El libro es un despiadado retrato de la clase política contado, por desgracia, por un conocedor de primera mano. Francis Urquhart es el whip (responsable de disciplina de voto) del partido en el gobierno, quien maneja entre bastidores los hilos del grupo parlamentario y sabe todo de todo el mundo (siendo “todo” equivalente a “lo que no querrían que se supiese”). Roger O’Neill dirige una agencia de publicidad al servicio del partido y Mattie Storin es una joven y ambiciosa comentarista política del Chronicle. El mundo que gira en torno a Westminster y Downing Street es una jungla cínica y cruel donde nada se da gratis y ninguna ofensa es olvidada. La oposición no es el principal enemigo que hay que vigilar. Todo vale para conseguir los propios propósitos y el poder merece cualquier precio. La mentira y la traición están a la orden del día. Cualquier vicio o exceso es permitido mientras no se conozcan, y siempre saldrán a la luz si conviene al más decidido. El equilibrio del conjunto es en verdad el de un castillo de naipes.

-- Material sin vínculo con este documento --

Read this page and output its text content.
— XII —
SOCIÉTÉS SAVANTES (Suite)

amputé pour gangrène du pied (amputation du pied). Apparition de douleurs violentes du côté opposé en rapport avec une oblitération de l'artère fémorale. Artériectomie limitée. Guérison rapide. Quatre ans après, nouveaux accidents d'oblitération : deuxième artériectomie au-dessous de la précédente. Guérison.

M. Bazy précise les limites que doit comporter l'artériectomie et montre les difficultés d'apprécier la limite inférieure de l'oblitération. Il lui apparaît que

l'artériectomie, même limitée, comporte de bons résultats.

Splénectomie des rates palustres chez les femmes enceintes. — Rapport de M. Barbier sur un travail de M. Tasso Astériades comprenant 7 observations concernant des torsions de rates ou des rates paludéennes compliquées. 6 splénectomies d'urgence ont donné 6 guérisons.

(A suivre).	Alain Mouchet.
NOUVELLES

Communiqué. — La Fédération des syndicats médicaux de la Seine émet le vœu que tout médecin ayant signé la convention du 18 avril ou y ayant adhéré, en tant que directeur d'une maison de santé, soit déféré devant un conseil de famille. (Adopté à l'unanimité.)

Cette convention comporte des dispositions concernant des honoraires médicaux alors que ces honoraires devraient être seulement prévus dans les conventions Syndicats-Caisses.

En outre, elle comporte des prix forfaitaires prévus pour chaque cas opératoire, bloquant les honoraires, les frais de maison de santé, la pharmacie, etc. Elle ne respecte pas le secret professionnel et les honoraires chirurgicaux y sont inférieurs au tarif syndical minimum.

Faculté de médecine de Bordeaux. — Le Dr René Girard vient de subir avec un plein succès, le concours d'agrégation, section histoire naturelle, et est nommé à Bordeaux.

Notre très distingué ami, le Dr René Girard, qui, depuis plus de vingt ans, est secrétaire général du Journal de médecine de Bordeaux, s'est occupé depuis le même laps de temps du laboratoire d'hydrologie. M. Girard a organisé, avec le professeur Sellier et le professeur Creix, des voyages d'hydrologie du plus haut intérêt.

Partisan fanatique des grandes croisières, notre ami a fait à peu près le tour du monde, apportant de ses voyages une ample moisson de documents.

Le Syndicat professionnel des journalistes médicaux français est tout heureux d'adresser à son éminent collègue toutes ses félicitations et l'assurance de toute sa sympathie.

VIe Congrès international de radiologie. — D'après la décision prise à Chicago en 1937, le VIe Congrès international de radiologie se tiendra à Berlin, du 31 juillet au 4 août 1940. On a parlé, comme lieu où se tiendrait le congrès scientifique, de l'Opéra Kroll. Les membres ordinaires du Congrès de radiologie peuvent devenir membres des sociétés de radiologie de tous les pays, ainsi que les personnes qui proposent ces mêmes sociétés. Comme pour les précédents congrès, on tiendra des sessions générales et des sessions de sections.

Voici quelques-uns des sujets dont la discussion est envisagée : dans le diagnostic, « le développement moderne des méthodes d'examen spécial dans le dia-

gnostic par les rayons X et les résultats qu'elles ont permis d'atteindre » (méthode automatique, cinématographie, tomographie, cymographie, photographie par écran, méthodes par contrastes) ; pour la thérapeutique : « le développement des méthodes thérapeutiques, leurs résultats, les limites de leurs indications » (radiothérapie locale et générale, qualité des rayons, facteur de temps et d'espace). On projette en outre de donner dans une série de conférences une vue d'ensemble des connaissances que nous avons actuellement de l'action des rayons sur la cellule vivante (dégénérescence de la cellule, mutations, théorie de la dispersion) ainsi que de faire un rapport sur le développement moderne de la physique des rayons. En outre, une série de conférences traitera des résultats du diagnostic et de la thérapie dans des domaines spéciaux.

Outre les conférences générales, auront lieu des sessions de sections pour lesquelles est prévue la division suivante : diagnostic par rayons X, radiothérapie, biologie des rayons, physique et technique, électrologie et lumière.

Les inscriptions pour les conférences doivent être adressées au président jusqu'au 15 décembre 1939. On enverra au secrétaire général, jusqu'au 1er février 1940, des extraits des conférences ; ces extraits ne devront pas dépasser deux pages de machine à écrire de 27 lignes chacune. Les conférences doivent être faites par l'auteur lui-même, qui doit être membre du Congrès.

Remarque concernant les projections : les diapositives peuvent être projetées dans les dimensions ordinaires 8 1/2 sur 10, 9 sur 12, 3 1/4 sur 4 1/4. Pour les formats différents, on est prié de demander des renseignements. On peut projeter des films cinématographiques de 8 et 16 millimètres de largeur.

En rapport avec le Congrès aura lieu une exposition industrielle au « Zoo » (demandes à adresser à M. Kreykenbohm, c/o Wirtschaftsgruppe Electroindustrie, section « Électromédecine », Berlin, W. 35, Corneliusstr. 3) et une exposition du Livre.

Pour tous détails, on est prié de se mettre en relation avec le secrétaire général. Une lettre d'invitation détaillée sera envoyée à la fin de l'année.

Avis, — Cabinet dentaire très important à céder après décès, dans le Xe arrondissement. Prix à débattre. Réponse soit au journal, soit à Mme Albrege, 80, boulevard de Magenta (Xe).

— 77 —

Barajar, Cortar y Repartir son las tres partes de esta crónica de apenas cinco meses donde se describe minuciosamente la caza y captura del primer ministro del momento. Cada capítulo se encabeza de un pensamiento de Urquhart que deja en pañales a Maquiavelo o a Mazarino, con frases del tipo: “Cualquier grado de crueldad resulta imperdonable. Por eso no tiene ningún sentido ser cruel a medias”. Este es el tono moral de una novela por otro lado, eso sí, absorbente y bien escrita, poblada de personajes con tanto talento como falta de escrúpulos. Gente lista que todo lo que dice tiene al menos dos o tres intenciones, que entiende enseguida qué está pasando y sabe reaccionar. Brillantes como los personajes de El Ala Oeste de la Casa Blanca pero mucho peores como personas.

La clase política actual no pasa por sus mejores momentos. Estas brutales novelas y series televisivas profundizan en la herida.